Travei uma sólida amizade com Aleixo que afirmava não gostar de Arcoverde. Amava a sua terra Caruaru onde morava e mora. Lá pesquisava, lecionava e escrevia. Li e possuo alguns livros de Aleixo como “A Cartilha do Cantador”, “Mangação do Pajeú” e “No Bico dos Gaviões”. Esqueci de dizer que Aleixo Leite é apaixonado pelas coisas do Sertão e Agreste, sobretudo por cantoria de viola. Certa feita aquele ilustre escritor escreveu longo artigo tecendo elogios a um dos meus romances “Defunto Perfumado”, através de conceituado jornal de Caruaru.
Após longo tempo sem contato, eis que recebo um belo livro de 40 crônicas escolhidas do meu amigo e professor.
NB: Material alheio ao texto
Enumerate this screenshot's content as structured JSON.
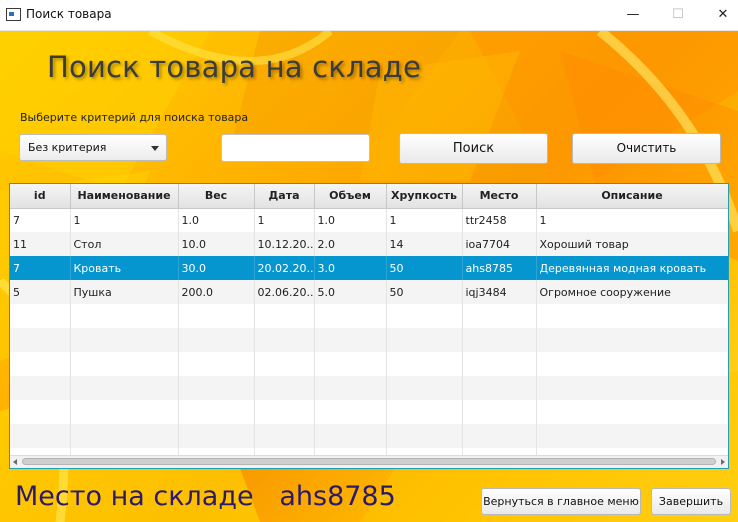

Trata-se de “Presença do Passado” quando o autor demonstra seus conhecimentos e habilidades numa variação enorme de temas interessantes. Li com muito gosto o seu presente, mas não pude responder de imediato.
Caruaru, além de projeção nacional com a feira gigante, com os bonecos do mestre Vitalino, com a festa do maior São João do mundo, na certa também deve ter ficado orgulhosa com mais um livro na sociedade fruto de um homem que ama e honra a sua terra.
Parabéns Aleixo Leite Filho. A jornada é longa e sua cabeça é uma indústria. Mas o mote é meu, feito na hora: A “Presença do Passado” é o presente/quando Aleixo resolve usar a pena. Salve!